LIB.SU: ЭЛЕКТРОННАЯ БИБЛИОТЕКА

Крик в горах

И вот благодаря моей сдержанности и сложному периоду в жизни художника портрет был закончен через четыре месяца. Художник ни разу не говорил о том, что он подарит мне портрет, да и у меня иллюзий на этот счёт не было, я знала, что портрет моему отцу придётся у него покупать, если я захочу иметь его у себя. Он знал себе цену и запросил за портрет очень большую сумму. Отец недоумевал: «Вы давно знаете нашу семью. Знаете, что у нас часто бывают в гостях весьма достойные люди, ценящие искусство. Мы бы всякий раз говорили им о вашем таланте, и я уверен, отбоя бы у вас не было, заказы на портреты шли бы и шли. Скажите, почему вы не хотите уступать? У вас сейчас трудный период, я много слышал о вашем бракоразводном процессе». Но художник был неумолим. В какой‑то момент мне стало казаться, что он просто не хочет расставаться с этим портретом. Его написание было отдушиной, спасением от бесконечных семейных передряг, да и потом художник понимал, что картина очень удачна. Так она и стояла в его мастерской. Несколько раз он выставлял её на различных выставках, но никому не продавал, и всё это время картина находилась возле него.

Через десять лет художник покончил с собой. После очередной семейной ссоры уже с новой женой он, выпив лишнего, отправился в свой любимый лес, чтобы побыть там один. Дело было зимой, мороз к вечеру становился всё беспощаднее и крепче. Через несколько дней там нашли его замёрзшее тело.

Некоторые картины, включая меня, у вдовы художника выкупила одна начинающая и очень перспективная частная галерея. Она впоследствии оказалась успешной, поэтому я живу в ней уже более двадцати лет.

Каждый день я вижу десятки посетителей, их лица, словно калейдоскоп, постоянно меняются.
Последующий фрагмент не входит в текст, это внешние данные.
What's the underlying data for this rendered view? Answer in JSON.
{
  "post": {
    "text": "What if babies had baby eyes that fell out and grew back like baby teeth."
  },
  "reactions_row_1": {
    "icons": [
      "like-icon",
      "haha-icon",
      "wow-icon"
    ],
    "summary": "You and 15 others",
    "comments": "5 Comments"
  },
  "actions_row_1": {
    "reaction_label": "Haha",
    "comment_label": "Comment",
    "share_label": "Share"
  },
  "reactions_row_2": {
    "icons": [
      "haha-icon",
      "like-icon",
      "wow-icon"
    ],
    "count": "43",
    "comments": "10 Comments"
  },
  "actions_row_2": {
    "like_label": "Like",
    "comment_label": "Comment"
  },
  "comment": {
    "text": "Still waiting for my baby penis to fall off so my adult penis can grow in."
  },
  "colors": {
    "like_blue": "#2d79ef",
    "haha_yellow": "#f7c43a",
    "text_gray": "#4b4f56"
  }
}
Я слышу множество комментариев, разочарованных и полных восхищения вздохов. За все эти годы я была «красавицей», «будто живой», «с кривыми пальцами», «надменной», «загадочной», «с уродливыми бусами». Я слышала много раз, что художник наверняка был в меня влюблён, когда рисовал; многие считали меня его любовницей, из‑за которой он и покончил с собой в лесу. Когда меня изучали подростки, пришедшие в галерею с экскурсией, я не раз слышала от мальчиков, что художник «красиво нарисовал сиськи», а если это были девочки, то их больше всего привлекали яркие жёлтые бусы на моей шее. Наблюдение за людьми – моё большое и, по сути, единственное развлечение, поэтому я так не люблю пустые ночи в галерее и каждый раз жду, когда наступит утро и она вновь откроется. Картины, что висят рядом со мной, в основном пейзажи, поэтому общаться мне не с кем. Конечно, за двадцать с лишним лет меня много раз выставляли на разных выставках в других музеях и галереях, где можно было перекинуться парой слов с портретами, но они обычно надменны и желают только внимания от посетителей. Ах, если бы люди знали, как скучно картинам годами, а то и веками висеть и ни с кем не разговаривать! Мы знаем, что нас нельзя трогать руками и очень близко к нам подходить. Наш единственный контакт с людьми – через их глаза. Мы с жадностью ловим их взгляд, напитываемся им. Мы не жаждем восхищения, но хотим обычного внимания – это то, что даёт нам энергию и возможность веками жить и не разрушаться. Вечерами, когда галерея уже закрывается, мы пытаемся вспомнить глаза каждого гостя, их цвет и форму зрачков. Узкие, широкие, с нависшими веками, с глубокими морщинами вокруг, холодные, пронзительные, сумасшедшие, – мы пытаемся отдаться взгляду каждого, почувствовать на себе его прикосновение.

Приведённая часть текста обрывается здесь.